Lo que la izquierda radical no quiere entender tampoco, y que por lo tanto resulta evidente para todos, es que, la perspectiva de grandes transformaciones, como las que conllevarían la destrucción del sistema capitalista, solo puede estar asociada a un cambio brusco de poder, producto de algunas de las manifestaciones de la violencia revolucionaria (insurrección popular, guerra de guerrillas, etc.). Justamente, al escenario que aparece hoy como imposible. No solo porque se ha cambiado de época, sino también porque la violencia, aunque se dijera revolucionaria, y se hiciera en nombre del socialismo, solo podría provocar un rechazo masivo de todas las categorías sociales, en cualquiera de nuestros países. Lo que no fue el caso, en los años 60 o 70, cuando esa violencia estaba encarnada por el legendario Che Guevara.
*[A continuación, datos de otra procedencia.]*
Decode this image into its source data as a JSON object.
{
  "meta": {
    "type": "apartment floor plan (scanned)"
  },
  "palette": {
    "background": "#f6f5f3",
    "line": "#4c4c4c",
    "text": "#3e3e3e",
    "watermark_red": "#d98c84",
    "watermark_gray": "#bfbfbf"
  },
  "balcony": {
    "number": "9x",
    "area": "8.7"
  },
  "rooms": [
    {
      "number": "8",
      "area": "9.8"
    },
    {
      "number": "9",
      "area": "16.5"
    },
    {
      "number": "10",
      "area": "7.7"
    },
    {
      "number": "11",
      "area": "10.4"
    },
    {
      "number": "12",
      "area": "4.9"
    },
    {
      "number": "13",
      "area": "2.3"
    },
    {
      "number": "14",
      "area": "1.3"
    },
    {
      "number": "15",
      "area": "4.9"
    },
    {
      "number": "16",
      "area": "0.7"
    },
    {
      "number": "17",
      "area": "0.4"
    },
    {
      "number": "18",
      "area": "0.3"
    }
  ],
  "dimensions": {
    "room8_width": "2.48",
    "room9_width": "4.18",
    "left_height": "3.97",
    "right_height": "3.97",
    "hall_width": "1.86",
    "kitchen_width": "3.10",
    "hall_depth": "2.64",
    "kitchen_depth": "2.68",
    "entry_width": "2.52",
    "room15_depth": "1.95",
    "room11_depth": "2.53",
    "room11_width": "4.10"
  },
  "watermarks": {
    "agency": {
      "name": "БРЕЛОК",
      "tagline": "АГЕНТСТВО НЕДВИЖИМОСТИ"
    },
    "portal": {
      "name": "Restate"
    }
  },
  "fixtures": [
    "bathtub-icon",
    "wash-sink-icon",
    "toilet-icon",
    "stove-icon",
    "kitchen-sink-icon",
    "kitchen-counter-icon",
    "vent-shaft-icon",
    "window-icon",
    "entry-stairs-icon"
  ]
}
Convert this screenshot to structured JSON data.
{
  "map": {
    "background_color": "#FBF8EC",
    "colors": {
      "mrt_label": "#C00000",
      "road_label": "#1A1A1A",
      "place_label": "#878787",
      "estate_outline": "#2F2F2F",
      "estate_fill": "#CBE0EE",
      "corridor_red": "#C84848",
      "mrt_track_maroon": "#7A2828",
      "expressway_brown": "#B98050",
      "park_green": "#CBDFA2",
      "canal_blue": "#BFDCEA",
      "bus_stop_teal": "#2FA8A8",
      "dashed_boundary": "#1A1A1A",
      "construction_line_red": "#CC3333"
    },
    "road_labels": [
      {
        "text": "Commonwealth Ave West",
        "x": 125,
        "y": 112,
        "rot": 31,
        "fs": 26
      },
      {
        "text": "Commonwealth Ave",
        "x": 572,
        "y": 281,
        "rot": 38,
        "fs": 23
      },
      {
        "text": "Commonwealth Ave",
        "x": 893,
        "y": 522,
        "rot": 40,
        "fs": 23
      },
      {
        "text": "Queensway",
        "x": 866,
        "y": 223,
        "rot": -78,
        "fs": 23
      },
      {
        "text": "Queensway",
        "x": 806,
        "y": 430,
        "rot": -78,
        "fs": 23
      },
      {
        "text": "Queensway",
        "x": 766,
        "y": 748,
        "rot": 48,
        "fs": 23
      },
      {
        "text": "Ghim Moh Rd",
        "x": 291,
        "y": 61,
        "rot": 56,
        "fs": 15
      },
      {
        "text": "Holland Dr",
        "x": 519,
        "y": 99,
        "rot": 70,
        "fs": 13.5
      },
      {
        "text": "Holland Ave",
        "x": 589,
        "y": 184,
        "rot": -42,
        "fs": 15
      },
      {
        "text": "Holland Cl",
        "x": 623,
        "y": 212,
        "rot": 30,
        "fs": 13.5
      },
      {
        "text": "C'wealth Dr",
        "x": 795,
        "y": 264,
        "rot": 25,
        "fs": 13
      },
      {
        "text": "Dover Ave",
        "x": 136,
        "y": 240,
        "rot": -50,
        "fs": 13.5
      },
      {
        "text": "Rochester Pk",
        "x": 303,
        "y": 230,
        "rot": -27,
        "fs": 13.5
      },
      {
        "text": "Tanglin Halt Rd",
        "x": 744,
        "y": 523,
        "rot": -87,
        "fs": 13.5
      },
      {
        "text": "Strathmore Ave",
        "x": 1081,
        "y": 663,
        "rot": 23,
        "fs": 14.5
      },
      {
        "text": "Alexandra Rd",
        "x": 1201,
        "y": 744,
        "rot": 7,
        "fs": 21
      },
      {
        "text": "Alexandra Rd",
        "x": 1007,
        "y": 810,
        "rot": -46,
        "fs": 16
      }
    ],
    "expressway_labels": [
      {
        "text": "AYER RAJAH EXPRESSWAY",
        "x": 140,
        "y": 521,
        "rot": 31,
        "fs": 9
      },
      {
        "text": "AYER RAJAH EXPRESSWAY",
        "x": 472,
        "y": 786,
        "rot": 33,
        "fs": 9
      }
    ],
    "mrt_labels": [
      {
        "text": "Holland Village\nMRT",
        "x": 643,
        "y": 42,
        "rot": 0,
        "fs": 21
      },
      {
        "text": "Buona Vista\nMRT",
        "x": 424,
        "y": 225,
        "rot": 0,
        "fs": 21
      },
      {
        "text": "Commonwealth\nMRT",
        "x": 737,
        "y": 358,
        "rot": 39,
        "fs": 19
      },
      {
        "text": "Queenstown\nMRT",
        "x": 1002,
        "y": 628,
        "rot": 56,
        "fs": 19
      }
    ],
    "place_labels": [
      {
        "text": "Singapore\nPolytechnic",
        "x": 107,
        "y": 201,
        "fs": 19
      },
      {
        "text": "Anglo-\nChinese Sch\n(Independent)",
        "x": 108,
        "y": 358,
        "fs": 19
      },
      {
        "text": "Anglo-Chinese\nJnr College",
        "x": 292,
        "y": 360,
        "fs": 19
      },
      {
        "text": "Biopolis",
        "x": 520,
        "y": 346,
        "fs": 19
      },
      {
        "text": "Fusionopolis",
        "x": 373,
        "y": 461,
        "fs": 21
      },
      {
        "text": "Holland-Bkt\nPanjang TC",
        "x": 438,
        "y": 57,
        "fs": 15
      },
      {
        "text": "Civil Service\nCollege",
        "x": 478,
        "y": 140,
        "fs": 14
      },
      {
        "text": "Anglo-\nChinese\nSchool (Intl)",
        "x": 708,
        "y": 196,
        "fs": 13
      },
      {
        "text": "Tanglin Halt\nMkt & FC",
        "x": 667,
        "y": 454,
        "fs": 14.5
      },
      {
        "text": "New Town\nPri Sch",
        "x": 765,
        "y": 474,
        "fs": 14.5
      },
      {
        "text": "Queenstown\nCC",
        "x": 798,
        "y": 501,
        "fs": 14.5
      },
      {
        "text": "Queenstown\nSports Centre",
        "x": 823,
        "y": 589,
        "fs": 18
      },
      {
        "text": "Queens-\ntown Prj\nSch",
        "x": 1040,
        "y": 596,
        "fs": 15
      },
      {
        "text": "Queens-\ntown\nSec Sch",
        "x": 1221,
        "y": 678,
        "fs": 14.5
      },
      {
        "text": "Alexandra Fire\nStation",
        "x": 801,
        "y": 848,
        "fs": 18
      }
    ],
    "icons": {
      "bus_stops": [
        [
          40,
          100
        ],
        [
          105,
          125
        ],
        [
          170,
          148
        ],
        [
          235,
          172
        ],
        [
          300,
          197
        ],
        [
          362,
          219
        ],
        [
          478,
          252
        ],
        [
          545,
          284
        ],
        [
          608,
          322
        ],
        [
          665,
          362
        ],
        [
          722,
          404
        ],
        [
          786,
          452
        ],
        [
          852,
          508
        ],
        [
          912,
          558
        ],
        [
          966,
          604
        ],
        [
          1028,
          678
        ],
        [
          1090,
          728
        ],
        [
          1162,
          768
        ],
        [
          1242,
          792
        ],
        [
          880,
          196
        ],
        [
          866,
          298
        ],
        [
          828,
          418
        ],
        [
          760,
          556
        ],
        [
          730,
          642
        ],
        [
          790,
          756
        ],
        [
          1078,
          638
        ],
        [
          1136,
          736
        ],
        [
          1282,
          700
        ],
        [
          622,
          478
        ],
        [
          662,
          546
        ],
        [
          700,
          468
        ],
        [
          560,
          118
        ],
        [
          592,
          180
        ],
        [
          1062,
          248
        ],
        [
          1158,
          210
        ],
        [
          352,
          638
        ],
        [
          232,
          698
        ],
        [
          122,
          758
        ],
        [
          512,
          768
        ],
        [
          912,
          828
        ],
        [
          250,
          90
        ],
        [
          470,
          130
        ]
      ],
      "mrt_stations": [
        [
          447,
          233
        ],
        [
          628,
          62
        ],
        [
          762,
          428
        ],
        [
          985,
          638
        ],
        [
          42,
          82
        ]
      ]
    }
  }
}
Es esta inadecuación a la realidad contemporánea lo que ha hecho de la izquierda radical, anticapitalista, un conjunto heteróclito de sectas mesiánicas, sin ninguna audiencia en las clases populares -que pretende por lo tanto representar- y sin ninguna influencia en la vida política de nuestros países. Esta izquierda grupuscular, que se ha resignado a participar en las elecciones, ni siquiera se ha tomado el trabajo de tratar de entender la lógica de ese sistema. Ella va a las elecciones con la fraseología de siempre, con la parafernalia ideológica que le es propia, tratando de dirigirse, en principio, a la famosa «clase obrera» y a los estamentos más pobres de la sociedad, con la vana esperanza de ser reconocida como «la vanguardia» de estos sectores sociales.
Esta izquierda no se ha dado cuenta que el sistema electoral, por su propia naturaleza, tiende a generar mayorías. En una elección presidencial no basta con proponer resolver los problemas de los mas pobres y de los excluidos (con eso difícilmente se genera una mayoría), sino que es necesario también mostrar que se tiene la capacidad de gestionar, de manera responsable, la vida de un país, en un contexto internacional -por otra parte- cada vez mas difícil. Eso es lo que le falta a la izquierda, una cierta solvencia, una cierta capacidad para asumir, como se dice, los destinos de una nación. Es de ahí que no consiga obtener la adhesión de sectores significativos del electorado.
Esta izquierda es, en cambio, erudita en materia de clásicos marxistas, y de procesos revolucionarios históricos. Sus dirigentes y cuadros medios son todos «eminentes políticos». Sin embargo, conocen mucho menos de economía y, en general, de problemas específicos de la sociedad, como la educación, la salud, la vivienda, el desarrollo industrial, las relaciones internacionales, la investigación científica, etc.etc. Son estas limitaciones que tienen que ver con el conocimiento concreto de la realidad, y con una reflexión serena sobre lo que es posible hacer en las nuevas condiciones históricas, lo que le impiden por ahora convertirse en una alternativa.